En el muelle se agolpaban los del oficio: su vista, acostumbrada a las inmensidades del mar, había reconocido lo que remolcaba la barca. Pero Antonio sólo miraba, al extremo de la escollera, a una mujer alta, escueta y negruzca, erguida sobre un peñasco, y cuyas faldas arremolinaba el viento.
Llegaron al muelle. ¡Qué ovación! Todos querían ver de cerca el enorme animal. Los pescadores, desde sus botes, lanzaban envidiosas miradas; los pilletes, desnudos, de color de ladrillo, echábanse al agua para tocarle la enorme cola.
Rufina se abrió paso entre la gente, llegando hasta su marido, que con la cabeza baja y una expresión estúpida oía las felicitaciones de los amigos.
—¿Y el chico? ¿Dónde está el chico?
El pobre hombre aún bajó más su cabeza. La hundió entre los hombros, como si quisiera hacerla desaparecer, para no oír, para no ver nada.
—¿Pero dónde está Antoñico?
Y Rufina, con los ojos ardientes, como si fuera a devorar a su marido, le agarraba de la pechera, zarandeando rudamente a aquel hombrón. Pero no tardó en soltarle, y levantando los brazos, prorrumpió en espantoso alarido.

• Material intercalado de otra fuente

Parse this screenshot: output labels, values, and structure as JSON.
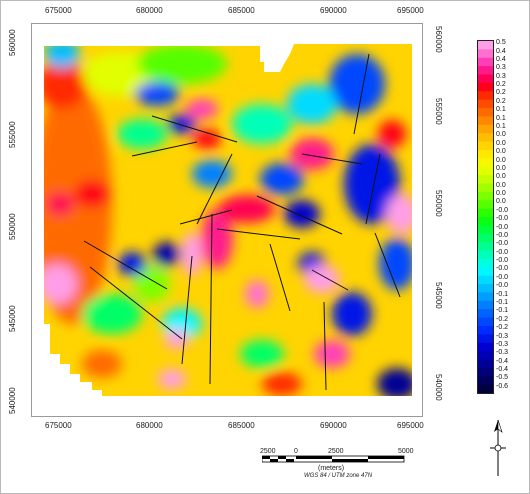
{
  "map": {
    "x_ticks_top": [
      "675000",
      "680000",
      "685000",
      "690000",
      "695000"
    ],
    "x_ticks_bottom": [
      "675000",
      "680000",
      "685000",
      "690000",
      "695000"
    ],
    "y_ticks_left": [
      "560000",
      "555000",
      "550000",
      "545000",
      "540000"
    ],
    "y_ticks_right": [
      "560000",
      "555000",
      "550000",
      "545000",
      "540000"
    ]
  },
  "legend": {
    "labels": [
      "0.5",
      "0.4",
      "0.4",
      "0.3",
      "0.3",
      "0.2",
      "0.2",
      "0.2",
      "0.1",
      "0.1",
      "0.1",
      "0.0",
      "0.0",
      "0.0",
      "0.0",
      "0.0",
      "0.0",
      "0.0",
      "0.0",
      "0.0",
      "-0.0",
      "-0.0",
      "-0.0",
      "-0.0",
      "-0.0",
      "-0.0",
      "-0.0",
      "-0.0",
      "-0.0",
      "-0.0",
      "-0.1",
      "-0.1",
      "-0.1",
      "-0.2",
      "-0.2",
      "-0.3",
      "-0.3",
      "-0.3",
      "-0.4",
      "-0.4",
      "-0.5",
      "-0.6"
    ],
    "colors": [
      "#ff9ee8",
      "#ff6fd0",
      "#ff3fb8",
      "#ff1a8c",
      "#ff0055",
      "#ff0018",
      "#ff2a00",
      "#ff4d00",
      "#ff6a00",
      "#ff8800",
      "#ffa300",
      "#ffbd00",
      "#ffd400",
      "#ffe800",
      "#f7f700",
      "#e1ff00",
      "#c3ff00",
      "#a0ff00",
      "#7cff00",
      "#55ff00",
      "#2dff00",
      "#0bff14",
      "#00ff3c",
      "#00ff66",
      "#00ff8f",
      "#00ffb8",
      "#00ffde",
      "#00f7ff",
      "#00dbff",
      "#00bdff",
      "#009eff",
      "#0080ff",
      "#0062ff",
      "#0047ff",
      "#002dff",
      "#0016e6",
      "#0000d0",
      "#0000b4",
      "#000096",
      "#00007a",
      "#00005c",
      "#000040"
    ]
  },
  "scale": {
    "ticks": [
      "2500",
      "0",
      "2500",
      "5000"
    ],
    "unit": "(meters)",
    "projection": "WGS 84 / UTM zone 47N"
  }
}
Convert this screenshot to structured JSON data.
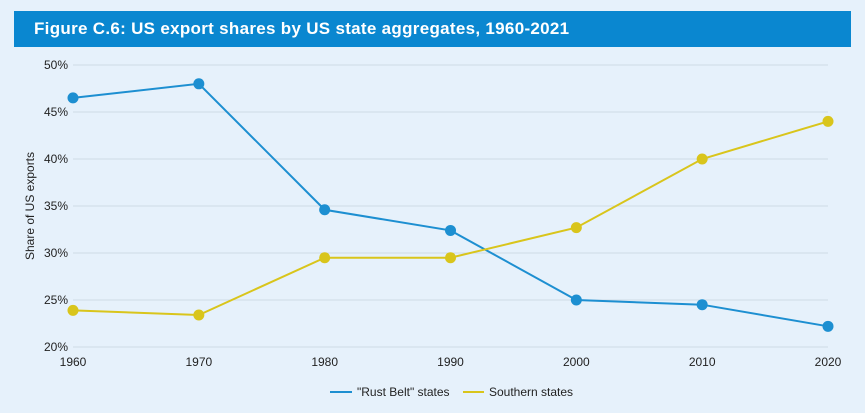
{
  "title": "Figure C.6: US export shares by US state aggregates, 1960-2021",
  "colors": {
    "background": "#e6f1fb",
    "title_bar": "#0a87d0",
    "rust_belt": "#1d8fd1",
    "southern": "#d9c51b",
    "grid": "#cfdbe6"
  },
  "chart_data": {
    "type": "line",
    "title": "Figure C.6: US export shares by US state aggregates, 1960-2021",
    "xlabel": "",
    "ylabel": "Share of US exports",
    "x": [
      1960,
      1970,
      1980,
      1990,
      2000,
      2010,
      2020
    ],
    "x_tick_labels": [
      "1960",
      "1970",
      "1980",
      "1990",
      "2000",
      "2010",
      "2020"
    ],
    "ylim": [
      20,
      50
    ],
    "y_ticks": [
      20,
      25,
      30,
      35,
      40,
      45,
      50
    ],
    "y_tick_labels": [
      "20%",
      "25%",
      "30%",
      "35%",
      "40%",
      "45%",
      "50%"
    ],
    "grid": true,
    "legend_position": "bottom-center",
    "series": [
      {
        "name": "\"Rust Belt\" states",
        "color": "#1d8fd1",
        "values": [
          46.5,
          48.0,
          34.6,
          32.4,
          25.0,
          24.5,
          22.2
        ]
      },
      {
        "name": "Southern states",
        "color": "#d9c51b",
        "values": [
          23.9,
          23.4,
          29.5,
          29.5,
          32.7,
          40.0,
          44.0
        ]
      }
    ]
  }
}
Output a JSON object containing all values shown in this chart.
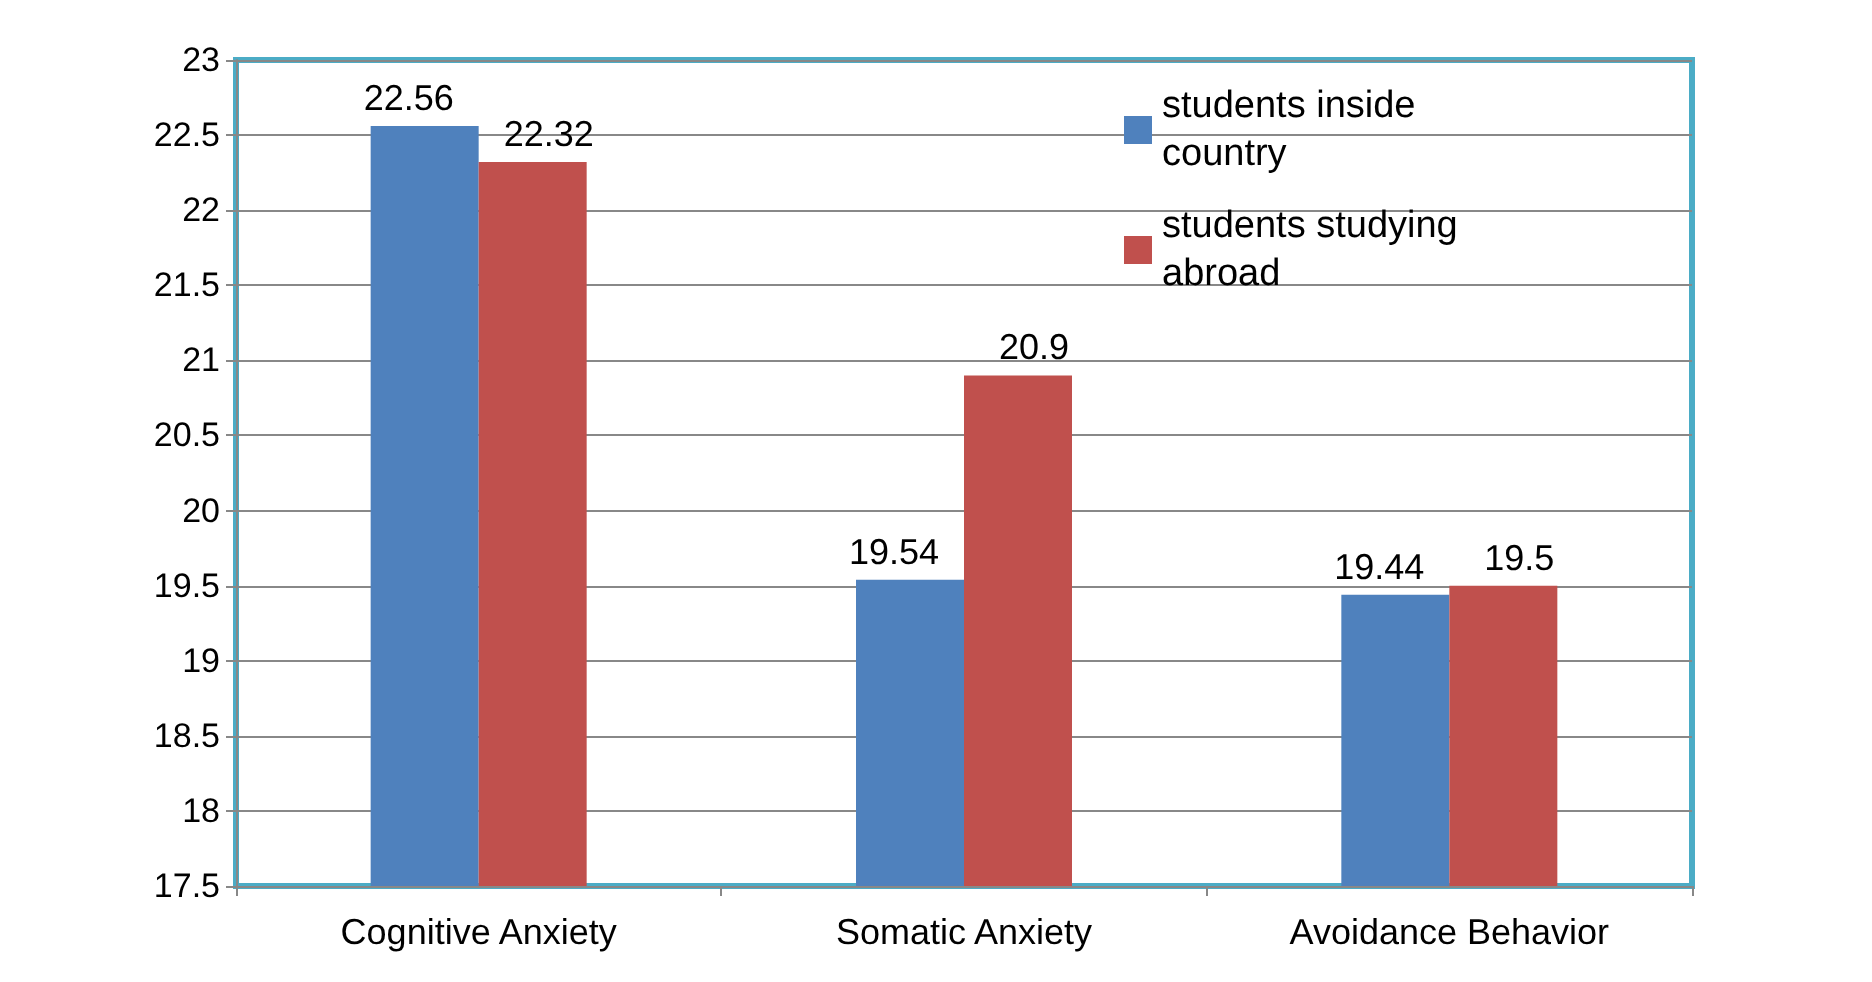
{
  "chart_data": {
    "type": "bar",
    "categories": [
      "Cognitive Anxiety",
      "Somatic Anxiety",
      "Avoidance Behavior"
    ],
    "series": [
      {
        "name": "students inside country",
        "color": "#4f81bd",
        "values": [
          22.56,
          19.54,
          19.44
        ]
      },
      {
        "name": "students studying abroad",
        "color": "#c0504d",
        "values": [
          22.32,
          20.9,
          19.5
        ]
      }
    ],
    "ylim": [
      17.5,
      23
    ],
    "yticks": [
      17.5,
      18,
      18.5,
      19,
      19.5,
      20,
      20.5,
      21,
      21.5,
      22,
      22.5,
      23
    ],
    "grid": "y",
    "legend": "top right",
    "data_labels": true
  }
}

—¡Ay, Señor!… ¡Ha muerto! ¡Mi Antoñico se ha ahogado! ¡Está en el mar!
—Sí, mujer—dijo el marido lentamente con torpeza, balbuceando y como si le ahogaran las lágrimas—. Somos muy desgraciados. El chico ha muerto; está donde su abuelo; donde estaré yo cualquier día. Del mar comemos y el mar ha de tragarnos… ¡Qué remedio! No todos nacen para obispos.
Pero su mujer no le oía. Estaba en el suelo, agitada por una crisis nerviosa, y se revolcaba pataleando, mostrando sus flacas y tostadas desnudeces de animal de trabajo, mientras se tiraba de las greñas, arañándose el rostro.
—¡Mi hijo!… ¡Mi Antoñico!…
Las vecinas del barrio de los pescadores acudieron a ella. Bien sabían lo que era aquello: casi todas habían pasado por trances iguales. La levantaron, sosteniéndola con sus poderosos brazos, y emprendieron la marcha hacia su casa.
Unos pescadores dieron un vaso de vino a Antonio, que no cesaba de llorar. Y mientras tanto, el compadre, dominado por el egoísmo brutal de la vida, regateaba bravamente con los compradores de pescado que querían adquirir la hermosa pieza.
Terminaba la tarde. Las aguas, ondeando suavemente, tomaban reflejos de oro.
A intervalos sonaba cada vez más lejos el grito desesperado de aquella pobre mujer, desgreñada y loca, que las amigas empujaban a casa.
—¡Antoñico! ¡Hijo mío!
Y bajo las palmeras seguían desfilando los vistosos trajes, los rostros felices y sonrientes, todo un mundo que no había sentido pasar la desgracia junto a él, que no había lanzado una mirada sobre el drama de la miseria; y el vals elegante, rítmico y voluptuoso, himno de la alegre locura, deslizábase armonioso sobre las aguas, acariciando con su soplo la eterna hermosura del mar.